Why Is The Indian Rupee Depreciating Against The US Dollar?

India is not only the second largest country in the world, but also the second fastest growing economy. India has become the hub of many foreign and international brands, which set up their regional headquarters in India.

But despite the various transitions that the Indian economy is undergoing, the Indian rupee seems to be deflating in comparison to the US Dollar.

What is the actual reason behind this?

When the world experienced one of the greatest recessions, India bore the economic storm and stood robustly with a growth in all sectors that impressed its GDP.

As per the CIA Fact book, India had a GDP of 237 trillion US$ in 2008. An Achievement of 6.6% GDP growth.

The per capita income of India is estimated at 4,542 US $ in the context of Purchasing Power Parity.

The ministry of finance data shows Indian export growth by 7.3% in dollar terms during April-February 2008-2009. The unemployment rate stood at 6.8% in 2009 against the 7.2% in 2007 with an inflation rate of 7.8%.

Though the Indian economy has been stable and reliable in recent times, the last few years have experienced a positive upward growth trend which has consistently produced 8-9% annual growth rate which has been supported by a huge inflow of foreign funds.

The growing reserves in the foreign exchange sector, both an IT and real estate boom, a thriving capital market all have made their contribution to India's GDP growth.

Based on the statistics which were provided from the department of state, there is a huge and growing population of middle class Indians numbering more than 50 million. Indians with disposable income ranging from 200, 000 to 1000, 000 rupees per year increased when the US dollar weakened a little in the last two years.

The Indian Rupee grew steadily and appreciated vis-à-vis US dollar with 0.020837 USD equal to 1 Indian Rupee (x-rates.com)

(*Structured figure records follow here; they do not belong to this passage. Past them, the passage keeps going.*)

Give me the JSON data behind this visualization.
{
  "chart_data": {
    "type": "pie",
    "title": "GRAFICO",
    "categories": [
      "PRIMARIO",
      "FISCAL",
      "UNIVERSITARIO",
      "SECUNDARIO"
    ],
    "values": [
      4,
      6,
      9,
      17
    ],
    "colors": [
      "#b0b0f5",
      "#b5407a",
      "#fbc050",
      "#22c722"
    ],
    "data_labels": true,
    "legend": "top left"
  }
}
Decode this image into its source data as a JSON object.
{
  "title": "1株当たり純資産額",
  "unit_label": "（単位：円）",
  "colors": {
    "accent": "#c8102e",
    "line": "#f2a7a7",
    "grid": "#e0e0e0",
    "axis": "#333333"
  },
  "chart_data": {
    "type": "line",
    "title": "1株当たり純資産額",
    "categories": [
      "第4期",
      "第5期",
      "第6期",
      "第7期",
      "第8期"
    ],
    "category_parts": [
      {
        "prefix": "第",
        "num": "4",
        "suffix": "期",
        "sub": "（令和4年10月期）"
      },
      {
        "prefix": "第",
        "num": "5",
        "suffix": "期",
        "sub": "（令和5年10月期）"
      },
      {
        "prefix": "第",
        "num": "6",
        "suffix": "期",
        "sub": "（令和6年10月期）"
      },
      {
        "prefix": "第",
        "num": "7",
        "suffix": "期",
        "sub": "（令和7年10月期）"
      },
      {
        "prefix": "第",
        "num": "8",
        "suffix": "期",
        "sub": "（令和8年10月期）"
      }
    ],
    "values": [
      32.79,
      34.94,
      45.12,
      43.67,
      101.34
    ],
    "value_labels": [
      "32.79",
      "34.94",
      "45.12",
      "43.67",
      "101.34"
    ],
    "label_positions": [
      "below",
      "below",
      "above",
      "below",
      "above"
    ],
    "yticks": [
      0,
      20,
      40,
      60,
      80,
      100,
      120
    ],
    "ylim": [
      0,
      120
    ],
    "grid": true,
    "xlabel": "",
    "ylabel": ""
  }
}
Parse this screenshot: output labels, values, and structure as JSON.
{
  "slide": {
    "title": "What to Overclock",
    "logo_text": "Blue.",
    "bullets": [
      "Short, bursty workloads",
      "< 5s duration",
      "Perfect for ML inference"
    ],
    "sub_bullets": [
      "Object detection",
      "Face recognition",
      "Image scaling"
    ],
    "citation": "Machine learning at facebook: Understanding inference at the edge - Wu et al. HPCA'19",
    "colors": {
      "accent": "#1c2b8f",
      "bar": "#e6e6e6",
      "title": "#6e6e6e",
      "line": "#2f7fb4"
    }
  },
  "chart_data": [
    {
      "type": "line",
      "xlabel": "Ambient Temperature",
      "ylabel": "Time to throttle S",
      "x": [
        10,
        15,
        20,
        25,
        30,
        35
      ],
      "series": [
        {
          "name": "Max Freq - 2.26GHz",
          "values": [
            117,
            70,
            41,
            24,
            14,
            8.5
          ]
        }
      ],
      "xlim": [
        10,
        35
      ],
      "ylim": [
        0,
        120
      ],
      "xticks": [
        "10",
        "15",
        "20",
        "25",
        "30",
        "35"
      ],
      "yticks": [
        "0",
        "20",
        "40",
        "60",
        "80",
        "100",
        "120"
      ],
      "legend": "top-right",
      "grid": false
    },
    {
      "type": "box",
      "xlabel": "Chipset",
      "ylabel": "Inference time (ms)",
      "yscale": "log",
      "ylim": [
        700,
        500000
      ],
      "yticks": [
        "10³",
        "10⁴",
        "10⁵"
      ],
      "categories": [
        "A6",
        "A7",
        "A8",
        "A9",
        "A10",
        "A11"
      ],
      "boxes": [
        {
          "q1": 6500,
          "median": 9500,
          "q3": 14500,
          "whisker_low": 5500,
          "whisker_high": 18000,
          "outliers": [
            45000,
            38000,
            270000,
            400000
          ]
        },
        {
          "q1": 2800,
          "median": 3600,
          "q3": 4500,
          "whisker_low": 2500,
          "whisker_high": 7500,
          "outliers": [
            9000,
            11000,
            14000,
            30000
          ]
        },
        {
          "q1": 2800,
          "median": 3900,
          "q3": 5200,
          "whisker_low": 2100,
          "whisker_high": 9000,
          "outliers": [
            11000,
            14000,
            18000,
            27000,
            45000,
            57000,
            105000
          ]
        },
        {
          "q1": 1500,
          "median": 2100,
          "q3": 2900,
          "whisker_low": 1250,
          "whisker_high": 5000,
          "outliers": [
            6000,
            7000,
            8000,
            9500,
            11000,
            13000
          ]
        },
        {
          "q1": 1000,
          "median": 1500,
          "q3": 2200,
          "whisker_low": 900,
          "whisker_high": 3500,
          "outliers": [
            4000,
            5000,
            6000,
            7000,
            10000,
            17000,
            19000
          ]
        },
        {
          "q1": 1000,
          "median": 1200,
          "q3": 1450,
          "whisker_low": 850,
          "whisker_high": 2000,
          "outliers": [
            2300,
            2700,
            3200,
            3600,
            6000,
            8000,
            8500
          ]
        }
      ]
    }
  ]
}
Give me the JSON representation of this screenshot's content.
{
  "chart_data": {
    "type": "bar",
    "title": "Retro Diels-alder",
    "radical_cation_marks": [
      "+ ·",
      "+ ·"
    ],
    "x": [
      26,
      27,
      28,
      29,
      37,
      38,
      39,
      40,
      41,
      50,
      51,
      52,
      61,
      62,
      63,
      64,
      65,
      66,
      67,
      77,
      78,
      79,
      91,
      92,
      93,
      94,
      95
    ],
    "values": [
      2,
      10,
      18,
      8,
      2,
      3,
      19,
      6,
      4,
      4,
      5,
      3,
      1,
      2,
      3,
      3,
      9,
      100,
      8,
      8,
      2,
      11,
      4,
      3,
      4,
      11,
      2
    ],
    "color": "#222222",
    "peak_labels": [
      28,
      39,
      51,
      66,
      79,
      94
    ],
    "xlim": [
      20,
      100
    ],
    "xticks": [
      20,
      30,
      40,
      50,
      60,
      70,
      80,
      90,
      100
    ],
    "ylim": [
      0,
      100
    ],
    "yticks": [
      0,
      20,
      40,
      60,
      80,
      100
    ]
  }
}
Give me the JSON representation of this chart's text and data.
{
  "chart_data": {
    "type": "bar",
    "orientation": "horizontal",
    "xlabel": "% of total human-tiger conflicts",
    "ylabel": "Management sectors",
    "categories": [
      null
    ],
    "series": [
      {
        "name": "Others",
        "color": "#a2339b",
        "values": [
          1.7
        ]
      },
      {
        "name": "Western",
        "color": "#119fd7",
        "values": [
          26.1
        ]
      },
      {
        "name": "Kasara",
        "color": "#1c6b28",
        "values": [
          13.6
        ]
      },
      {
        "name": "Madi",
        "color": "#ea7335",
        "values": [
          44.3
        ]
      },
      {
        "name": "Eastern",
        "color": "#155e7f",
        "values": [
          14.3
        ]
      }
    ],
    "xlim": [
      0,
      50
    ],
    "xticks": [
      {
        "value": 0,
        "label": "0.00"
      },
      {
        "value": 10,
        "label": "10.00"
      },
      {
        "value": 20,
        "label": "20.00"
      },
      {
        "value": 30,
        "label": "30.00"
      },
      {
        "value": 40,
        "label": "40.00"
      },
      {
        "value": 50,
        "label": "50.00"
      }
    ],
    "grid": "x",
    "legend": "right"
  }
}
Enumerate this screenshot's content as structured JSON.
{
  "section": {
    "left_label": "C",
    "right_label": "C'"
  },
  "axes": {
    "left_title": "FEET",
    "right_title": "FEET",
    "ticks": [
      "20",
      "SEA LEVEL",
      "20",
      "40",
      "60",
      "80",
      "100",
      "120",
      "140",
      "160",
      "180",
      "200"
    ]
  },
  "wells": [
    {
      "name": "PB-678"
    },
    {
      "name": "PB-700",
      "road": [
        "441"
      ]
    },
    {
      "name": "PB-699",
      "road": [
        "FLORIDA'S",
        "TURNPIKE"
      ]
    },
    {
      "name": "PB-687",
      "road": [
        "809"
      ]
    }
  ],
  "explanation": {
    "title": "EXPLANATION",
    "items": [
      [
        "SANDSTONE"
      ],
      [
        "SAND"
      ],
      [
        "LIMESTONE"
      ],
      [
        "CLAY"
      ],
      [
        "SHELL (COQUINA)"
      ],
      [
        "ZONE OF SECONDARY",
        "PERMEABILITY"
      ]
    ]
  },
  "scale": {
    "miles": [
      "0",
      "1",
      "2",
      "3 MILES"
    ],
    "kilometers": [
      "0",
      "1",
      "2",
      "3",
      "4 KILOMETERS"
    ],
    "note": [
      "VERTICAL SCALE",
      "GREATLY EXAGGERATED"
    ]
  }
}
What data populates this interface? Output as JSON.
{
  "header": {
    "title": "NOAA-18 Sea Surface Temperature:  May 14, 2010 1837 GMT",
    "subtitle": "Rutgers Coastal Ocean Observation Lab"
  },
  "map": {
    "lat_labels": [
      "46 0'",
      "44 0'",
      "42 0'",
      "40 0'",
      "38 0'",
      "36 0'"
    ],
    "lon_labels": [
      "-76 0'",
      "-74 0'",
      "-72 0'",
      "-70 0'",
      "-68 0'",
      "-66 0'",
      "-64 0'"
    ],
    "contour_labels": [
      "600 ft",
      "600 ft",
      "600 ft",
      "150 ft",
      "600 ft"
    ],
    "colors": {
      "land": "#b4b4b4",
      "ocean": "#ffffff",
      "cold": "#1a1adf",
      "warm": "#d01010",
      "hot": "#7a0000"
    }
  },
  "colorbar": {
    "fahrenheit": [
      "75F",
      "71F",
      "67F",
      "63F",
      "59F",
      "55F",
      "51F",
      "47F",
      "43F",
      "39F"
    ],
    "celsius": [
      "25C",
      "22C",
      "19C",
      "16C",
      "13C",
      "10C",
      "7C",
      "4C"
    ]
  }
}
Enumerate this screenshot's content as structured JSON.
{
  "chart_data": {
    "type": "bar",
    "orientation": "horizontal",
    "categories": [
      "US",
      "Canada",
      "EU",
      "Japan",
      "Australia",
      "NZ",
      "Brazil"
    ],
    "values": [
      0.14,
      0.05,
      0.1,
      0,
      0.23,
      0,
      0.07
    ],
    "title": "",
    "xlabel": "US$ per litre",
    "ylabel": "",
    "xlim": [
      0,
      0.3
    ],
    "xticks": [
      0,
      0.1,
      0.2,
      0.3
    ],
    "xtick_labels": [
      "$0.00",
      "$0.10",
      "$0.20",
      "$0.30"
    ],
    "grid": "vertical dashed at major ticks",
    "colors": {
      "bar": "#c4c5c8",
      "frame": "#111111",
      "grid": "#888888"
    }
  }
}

So, when the RBI started sucking out the excess liquidity flow from the system, which was caused due to huge capital dollar inflows, they are now compelled to reverse their stance and infuse liquidity back into the system. Therefore previously where the CRR was hiked, the RBI reduced the CRR, repo rate and decided to adopt an increase in the reverse repo rate. Since there is a shortage of money supply in the system, the credit has reduced in the market, thus devaluing the Indian rupee in comparison.